Connecting heritage buildings to the modern world

The internal refurbishment of our Bridge Chamber and Bridge Chapel has involved a lot of hidden works, which will never be seen but will make a significant difference to the comfort of visitors and staff – and to the environment.

One of the most significant changes is the removal of the gas supply to the building, which fed the boiler and kitchen appliances. This has been replaced with a three-phase electricity supply – with all our power coming from 100% renewable sources.

This means we have an all-electric building that is now more environmentally friendly and is not reliant on a fossil fuel.

Appliances are all electric and an air source heat pump provides heating via a combination of traditional looking radiators and underfloor pipes, in conjunction with air handling within the Courtroom and Reading Room – meaning these areas can be heated or cooled as required. More about this when we talk about work to the Archive.

A Building Management System (BMS) has been installed to enable us to control the heating off site. This means we can more easily prepare the building for use without the need to travel there in advance. It is also more efficient and therefore environmentally friendly because the system resets itself to maintain a constant temperature for the good of the building and its art and furniture collection.

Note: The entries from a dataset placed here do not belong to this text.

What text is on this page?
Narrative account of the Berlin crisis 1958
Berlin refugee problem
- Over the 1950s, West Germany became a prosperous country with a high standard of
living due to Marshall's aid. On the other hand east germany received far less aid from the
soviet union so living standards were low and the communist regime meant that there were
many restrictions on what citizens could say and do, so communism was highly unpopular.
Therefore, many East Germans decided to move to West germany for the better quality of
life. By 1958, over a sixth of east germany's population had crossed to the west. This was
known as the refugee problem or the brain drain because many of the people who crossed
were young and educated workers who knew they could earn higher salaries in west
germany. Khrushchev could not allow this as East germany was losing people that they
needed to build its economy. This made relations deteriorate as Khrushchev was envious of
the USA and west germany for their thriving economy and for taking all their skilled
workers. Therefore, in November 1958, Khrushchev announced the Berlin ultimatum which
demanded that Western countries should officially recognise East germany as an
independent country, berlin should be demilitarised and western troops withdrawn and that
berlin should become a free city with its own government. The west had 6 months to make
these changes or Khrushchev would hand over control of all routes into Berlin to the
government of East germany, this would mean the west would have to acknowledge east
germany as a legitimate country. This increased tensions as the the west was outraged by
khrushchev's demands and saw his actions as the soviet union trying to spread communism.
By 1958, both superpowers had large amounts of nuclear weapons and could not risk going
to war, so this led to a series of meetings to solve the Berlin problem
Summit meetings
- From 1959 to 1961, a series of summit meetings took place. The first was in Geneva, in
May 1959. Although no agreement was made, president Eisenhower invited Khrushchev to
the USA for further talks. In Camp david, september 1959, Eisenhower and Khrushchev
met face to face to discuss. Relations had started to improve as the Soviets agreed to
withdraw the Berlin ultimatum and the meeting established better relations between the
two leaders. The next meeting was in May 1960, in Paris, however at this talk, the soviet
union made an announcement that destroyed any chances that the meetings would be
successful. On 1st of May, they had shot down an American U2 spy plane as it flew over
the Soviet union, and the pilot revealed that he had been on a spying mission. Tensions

This is approximately 12-15C.

Remote access to the upgraded CCTV security and fire systems has also been provided so we can see what’s going on even when we are not there.

All new lighting uses LEDs. As we have previously mentioned during our recent bridge refurbishment project, this change provides many advantages. These include:

  • Longevity – traditional bulbs have filaments that burn out quicker compared with LEDs.
  • Reduced maintenance requirements as bulbs need to be replaced less often.
  • They are highly energy efficient and cost much less to run.
  • They do not create heat, which makes them ideal for rooms containing artworks, heritage items and archives.

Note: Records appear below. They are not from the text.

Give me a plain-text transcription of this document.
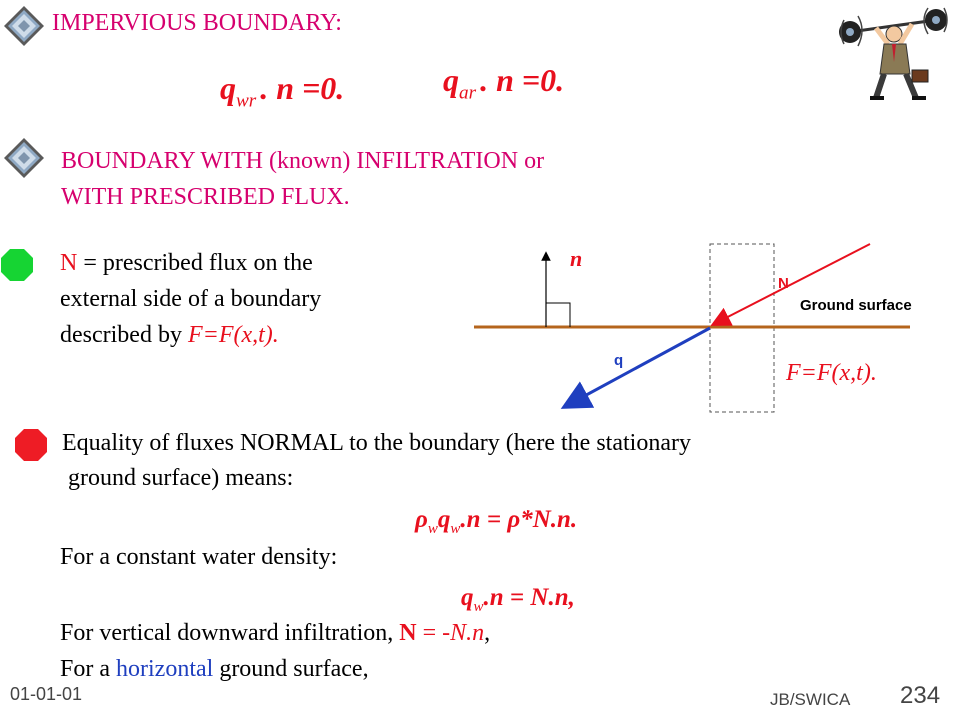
IMPERVIOUS BOUNDARY:
$q_{wr}$ . n =0.	$q_{ar}$ . n =0.
BOUNDARY WITH (known) INFILTRATION or
WITH PRESCRIBED FLUX.
N = prescribed flux on the
external side of a boundary
described by F=F(x,t).
n
N
Ground surface
q	F=F(x,t).
Equality of fluxes NORMAL to the boundary (here the stationary
ground surface) means:
$\rho_wq_w.n = \rho*N.n$.
For a constant water density:
$q_w.n = N.n$,
For vertical downward infiltration, N = -N.n,
For a horizontal ground surface,
01-01-01	JB/SWICA 234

With the new lighting came new cabling. For safety this is all fire resistant. Being Victorian and medieval, neither of these buildings was constructed with modern technology in mind and so a great success of the project is that miles and miles of cables have been installed but cannot be seen. This took a lot of preparation during the planning stage.

Further cabling has been installed for our new IT network, which uses Cat6A cabling suitable for high-speed, high-capacity data transfer. This is supported by a new fibre optic link to the building for broadband services and to connect the Chamber to our other offices.